Von der Goltz mourut soudain en 1917 devant Kut-el-Amara. Nogalès y Mendez affirme dans son livre que l’homme abandonné a été maltraité sans scrupule par Halil Pacha. Nogalès écrit :

« À Kut-el-Amara, lorsque je promenai un regard sur le camp militaire, je vis qu’on avait logé le maréchal dans une petite tente sale dans laquelle on ne pouvait entrer que baissé. Et ceci, malgré les recommandations du lieutenant-supérieur H., faites avant notre départ de Bagdad, de ne laisser manquer de rien le maréchal. Les officiers turcs eux-mêmes s’étaient installés confortablement dans des tentes splendides, couvertes de bâches imperméables. Celles-ci leur étaient revenues comme butin ‒ ainsi que d’autres objets de luxe ‒ après la bataille de Ctesiphon, perdue par les Anglais.

« Dans la misérable tente, je rencontrai le maréchal étendu sur un pitoyable lit de camp. En le regardant, je compris immédiatement qu’il souffrait de faim.

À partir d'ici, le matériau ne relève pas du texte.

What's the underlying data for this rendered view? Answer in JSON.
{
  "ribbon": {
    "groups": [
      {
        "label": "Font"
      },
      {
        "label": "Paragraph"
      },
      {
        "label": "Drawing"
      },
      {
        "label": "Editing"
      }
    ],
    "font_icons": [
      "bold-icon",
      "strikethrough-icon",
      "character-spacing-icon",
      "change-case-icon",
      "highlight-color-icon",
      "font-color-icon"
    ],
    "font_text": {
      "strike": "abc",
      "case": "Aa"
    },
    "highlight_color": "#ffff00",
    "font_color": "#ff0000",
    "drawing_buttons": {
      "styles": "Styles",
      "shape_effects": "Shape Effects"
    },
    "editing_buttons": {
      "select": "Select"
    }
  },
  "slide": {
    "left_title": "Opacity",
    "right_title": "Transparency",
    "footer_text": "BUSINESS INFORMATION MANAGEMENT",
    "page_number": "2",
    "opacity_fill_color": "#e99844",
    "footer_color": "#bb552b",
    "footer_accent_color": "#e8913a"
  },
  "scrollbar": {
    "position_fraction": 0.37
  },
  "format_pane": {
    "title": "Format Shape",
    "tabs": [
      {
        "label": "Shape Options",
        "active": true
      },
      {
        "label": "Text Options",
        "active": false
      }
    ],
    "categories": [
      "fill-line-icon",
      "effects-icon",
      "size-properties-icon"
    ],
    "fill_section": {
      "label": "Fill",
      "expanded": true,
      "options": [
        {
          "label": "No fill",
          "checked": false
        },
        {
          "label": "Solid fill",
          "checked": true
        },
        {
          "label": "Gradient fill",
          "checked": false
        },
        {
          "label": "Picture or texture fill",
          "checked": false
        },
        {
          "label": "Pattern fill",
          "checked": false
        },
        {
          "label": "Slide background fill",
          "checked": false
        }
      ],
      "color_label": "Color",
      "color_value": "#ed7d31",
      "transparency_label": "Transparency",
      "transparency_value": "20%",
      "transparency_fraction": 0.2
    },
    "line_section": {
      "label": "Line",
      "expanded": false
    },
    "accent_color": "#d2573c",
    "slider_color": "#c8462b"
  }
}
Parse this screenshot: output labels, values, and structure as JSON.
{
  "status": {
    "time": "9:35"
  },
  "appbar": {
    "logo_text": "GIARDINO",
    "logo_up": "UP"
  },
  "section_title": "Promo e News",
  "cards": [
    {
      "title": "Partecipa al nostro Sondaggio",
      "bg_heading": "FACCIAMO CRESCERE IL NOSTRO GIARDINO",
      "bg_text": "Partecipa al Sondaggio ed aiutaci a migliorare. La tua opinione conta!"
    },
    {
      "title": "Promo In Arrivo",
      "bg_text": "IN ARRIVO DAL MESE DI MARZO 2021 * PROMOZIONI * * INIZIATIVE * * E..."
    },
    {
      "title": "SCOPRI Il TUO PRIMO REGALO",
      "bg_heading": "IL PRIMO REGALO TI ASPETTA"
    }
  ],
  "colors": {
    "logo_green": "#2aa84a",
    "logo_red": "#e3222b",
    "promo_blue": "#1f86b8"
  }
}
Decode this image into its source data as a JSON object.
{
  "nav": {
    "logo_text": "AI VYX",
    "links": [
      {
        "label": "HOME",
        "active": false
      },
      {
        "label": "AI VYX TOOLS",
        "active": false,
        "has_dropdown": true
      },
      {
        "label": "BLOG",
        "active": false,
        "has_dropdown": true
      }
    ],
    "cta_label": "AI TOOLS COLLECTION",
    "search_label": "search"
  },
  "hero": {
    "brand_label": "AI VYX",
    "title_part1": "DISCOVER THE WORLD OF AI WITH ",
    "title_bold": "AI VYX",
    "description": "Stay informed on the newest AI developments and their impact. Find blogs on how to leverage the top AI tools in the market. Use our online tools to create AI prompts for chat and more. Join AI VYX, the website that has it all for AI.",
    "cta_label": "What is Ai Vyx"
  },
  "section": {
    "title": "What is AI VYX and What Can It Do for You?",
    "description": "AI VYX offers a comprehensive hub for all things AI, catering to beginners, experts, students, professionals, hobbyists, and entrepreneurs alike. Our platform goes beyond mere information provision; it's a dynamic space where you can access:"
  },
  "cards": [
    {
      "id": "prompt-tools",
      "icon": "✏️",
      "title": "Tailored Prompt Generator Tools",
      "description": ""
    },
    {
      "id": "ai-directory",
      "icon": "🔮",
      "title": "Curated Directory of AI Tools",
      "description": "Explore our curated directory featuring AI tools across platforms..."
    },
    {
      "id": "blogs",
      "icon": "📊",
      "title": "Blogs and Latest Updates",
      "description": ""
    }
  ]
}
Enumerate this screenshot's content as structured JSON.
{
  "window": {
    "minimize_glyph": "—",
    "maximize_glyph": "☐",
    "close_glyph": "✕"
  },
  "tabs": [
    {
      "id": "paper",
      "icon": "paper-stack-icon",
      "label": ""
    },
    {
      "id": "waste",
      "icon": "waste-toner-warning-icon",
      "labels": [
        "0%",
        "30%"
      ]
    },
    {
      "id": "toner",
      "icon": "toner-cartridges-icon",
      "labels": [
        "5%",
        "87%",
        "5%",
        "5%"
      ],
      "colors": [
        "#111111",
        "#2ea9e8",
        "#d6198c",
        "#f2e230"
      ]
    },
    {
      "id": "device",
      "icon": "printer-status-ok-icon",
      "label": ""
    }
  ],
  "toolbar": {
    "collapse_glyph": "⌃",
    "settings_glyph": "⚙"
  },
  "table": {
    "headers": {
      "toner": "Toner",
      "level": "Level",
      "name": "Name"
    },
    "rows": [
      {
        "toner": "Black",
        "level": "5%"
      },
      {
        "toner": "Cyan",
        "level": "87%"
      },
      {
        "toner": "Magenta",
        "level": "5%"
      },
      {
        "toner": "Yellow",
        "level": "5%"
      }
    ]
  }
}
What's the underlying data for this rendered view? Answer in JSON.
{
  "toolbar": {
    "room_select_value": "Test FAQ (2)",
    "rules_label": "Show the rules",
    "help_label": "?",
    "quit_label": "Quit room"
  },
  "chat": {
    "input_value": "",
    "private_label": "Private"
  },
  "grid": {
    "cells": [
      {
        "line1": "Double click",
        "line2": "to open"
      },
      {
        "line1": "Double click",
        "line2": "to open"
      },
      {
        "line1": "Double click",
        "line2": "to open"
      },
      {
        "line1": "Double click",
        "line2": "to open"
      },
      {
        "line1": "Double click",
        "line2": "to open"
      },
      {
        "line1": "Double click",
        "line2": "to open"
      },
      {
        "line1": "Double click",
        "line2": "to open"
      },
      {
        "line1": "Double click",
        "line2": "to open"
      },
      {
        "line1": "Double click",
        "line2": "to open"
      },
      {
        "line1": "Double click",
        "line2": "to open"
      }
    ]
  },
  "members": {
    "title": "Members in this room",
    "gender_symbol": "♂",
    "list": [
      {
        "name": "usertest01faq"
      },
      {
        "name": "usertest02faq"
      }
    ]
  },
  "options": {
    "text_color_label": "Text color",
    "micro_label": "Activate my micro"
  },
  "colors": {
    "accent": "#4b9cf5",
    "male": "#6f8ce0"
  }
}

Bien entendu j’appelai aussitôt une ordonnance et fit apporter à son excellence un morceau de pain et une boîte de sardines que j’avais par hasard dans ma sacoche.

« Je m’assis sur le lit de camp et pris part au modeste repas du soir… »

Quelques jours plus tard, le maréchal était mort.

Le récit du Vénézuélien confirme ce que la plupart des Allemands de Turquie soupçonnaient…

Nos « alliés » !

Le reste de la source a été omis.